We can also do this through the `join` function, although the `join` function requires the column in the table you are merging with to be an index.

In [19]:
candy.join(candy_rankings.set_index('Candy'), on='Candy')

Unnamed: 0,Candy,Quantity,Price,Ranking
0,Sour Patch Kids,14,Expensive,3
1,Skittles,18,Cheap,4
2,Snickers,22,Cheap,2
3,Candy Corn,32,Expensive,1
4,Starburst,6,Expensive,6
5,M&M’s,43,Cheap,5


### Question 4:
Let's get back to our rating data! Write code that uses the `merge` method to combine our `tv_show_ratings` and `tv_show_streaming` tables:

In [28]:
tv_shows = tv_show_ratings.merge(tv_show_streaming, on='Title')

In [29]:
tv_shows.head()

Unnamed: 0,Title,Year,Age,IMDb,Rotten Tomatoes,Netflix,Hulu,Prime Video,Disney+
0,Breaking Bad,2008,18+,9.5,96,1,0,0,0
1,Stranger Things,2016,16+,8.8,93,1,0,0,0
2,Money Heist,2017,18+,8.4,91,1,0,0,0
3,Sherlock,2010,16+,9.1,78,1,0,0,0
4,Better Call Saul,2015,18+,8.7,97,1,0,0,0


### Question 5:
Now that we have merged data, we can do more analysis! Find the average rating of TV shows that are on Netflix and find the average rating of TV shows that are not on Netflix:

In [30]:
tv_shows.groupby('Netflix').mean() # Your code here: find the average rating of TV shows that are on Netflix! (Hint: use groupby)

Unnamed: 0_level_0,Year,IMDb,Rotten Tomatoes,Hulu,Prime Video,Disney+
Netflix,Unnamed: 1_level_1,Unnamed: 2_level_1,Unnamed: 3_level_1,Unnamed: 4_level_1,Unnamed: 5_level_1,Unnamed: 6_level_1
0,2011.916016,7.527539,77.509766,0.623047,0.380859,0.044922
1,2014.649038,7.544231,78.322115,0.069712,0.038462,0.0


### Question 6:
Let's take a look at Disney+. First, filter your data by only including TV shows that are present on Disney+:

In [31]:
disney = tv_shows[tv_shows['Disney+'] == 1]

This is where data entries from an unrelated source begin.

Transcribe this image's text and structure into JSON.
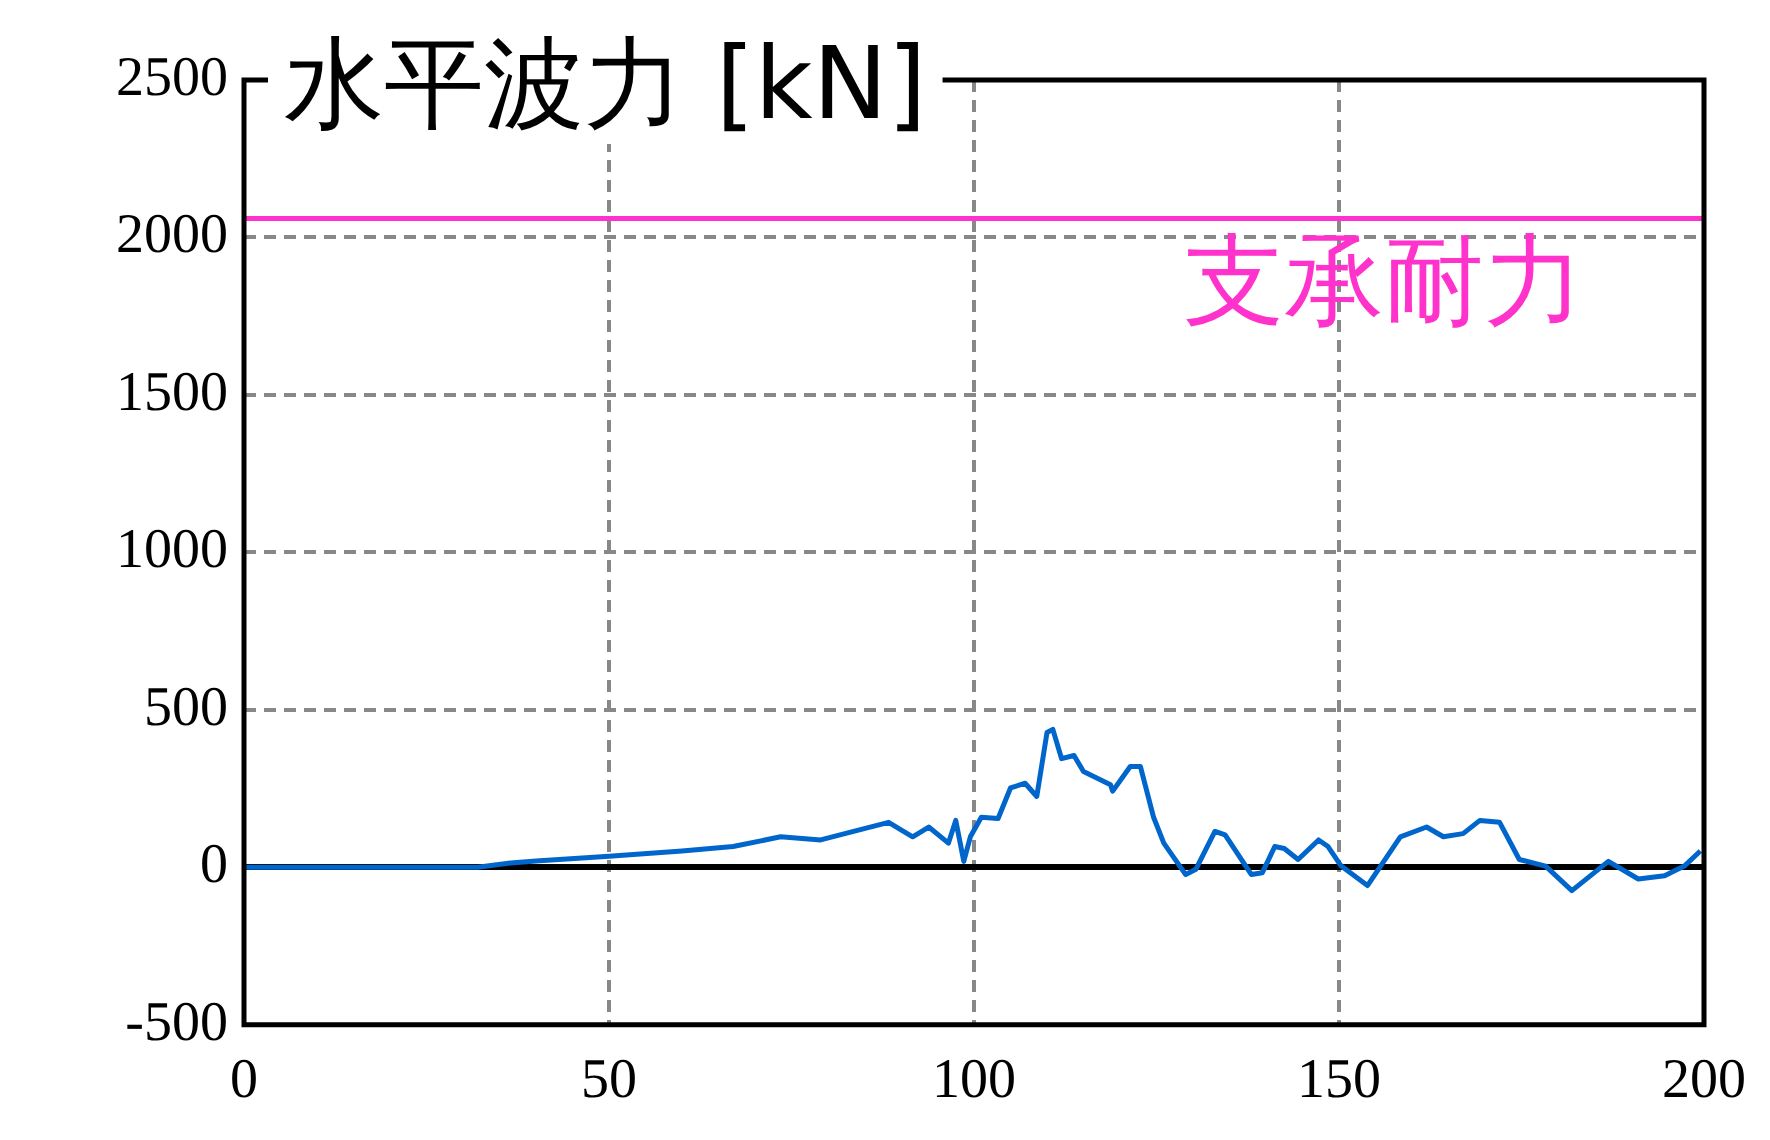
{
  "chart_data": {
    "type": "line",
    "title": "水平波力 [kN]",
    "x": [
      0,
      32,
      36.5,
      40,
      50,
      60,
      67,
      73.5,
      79,
      83.5,
      88.3,
      91.6,
      93.8,
      96.5,
      97.5,
      98.6,
      99.5,
      101,
      103.3,
      105,
      107,
      108.6,
      110,
      110.8,
      112,
      113.7,
      115,
      118.7,
      119,
      121.4,
      122.8,
      124.6,
      126,
      129,
      130.4,
      133,
      134.4,
      138,
      139.5,
      141.2,
      142.5,
      144.4,
      147.2,
      148.5,
      150.3,
      153.9,
      158.4,
      162,
      164.3,
      167,
      169.3,
      172,
      174.7,
      178.3,
      181.9,
      186.9,
      191,
      194.6,
      197.3,
      199.5
    ],
    "series": [
      {
        "color": "#0066cc",
        "values": [
          0,
          0,
          14,
          20,
          35,
          52,
          66,
          97,
          87,
          114,
          143,
          97,
          128,
          77,
          149,
          19,
          97,
          159,
          155,
          252,
          267,
          225,
          428,
          438,
          345,
          355,
          304,
          262,
          242,
          320,
          320,
          159,
          77,
          -23,
          -6,
          114,
          103,
          -23,
          -17,
          66,
          60,
          25,
          87,
          66,
          4,
          -58,
          97,
          128,
          97,
          107,
          149,
          143,
          25,
          4,
          -74,
          19,
          -37,
          -27,
          4,
          52
        ]
      }
    ],
    "xlim": [
      0,
      200
    ],
    "xticks": [
      0,
      50,
      100,
      150,
      200
    ],
    "ylim": [
      -500,
      2500
    ],
    "yticks": [
      -500,
      0,
      500,
      1000,
      1500,
      2000,
      2500
    ],
    "ref_lines": [
      {
        "axis": "y",
        "value": 2060,
        "label": "支承耐力",
        "color": "#ff33cc"
      }
    ],
    "grid": true,
    "legend": false,
    "marker": "none",
    "line_style": "solid"
  }
}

Now, find the number of TV shows in each age group category on Disney+! What do you notice about these numbers?

In [32]:
disney.groupby('Age').count() # Your code here: again, it might be useful to use groupby here! You've done something similar above.

Unnamed: 0_level_0,Title,Year,IMDb,Rotten Tomatoes,Netflix,Hulu,Prime Video,Disney+
Age,Unnamed: 1_level_1,Unnamed: 2_level_1,Unnamed: 3_level_1,Unnamed: 4_level_1,Unnamed: 5_level_1,Unnamed: 6_level_1,Unnamed: 7_level_1,Unnamed: 8_level_1
16+,1,1,1,1,1,1,1,1
7+,20,20,20,20,20,20,20,20
all,2,2,2,2,2,2,2,2


### Exploratory Analysis
We've written some interesting code here! However, there's a lot more to explore. Using the tools you've learned so far -- `groupby`, `merge`, filtering, etc. -- try and look for some more patterns in the data in the remaining cells! Share your insights with your peers and with the class.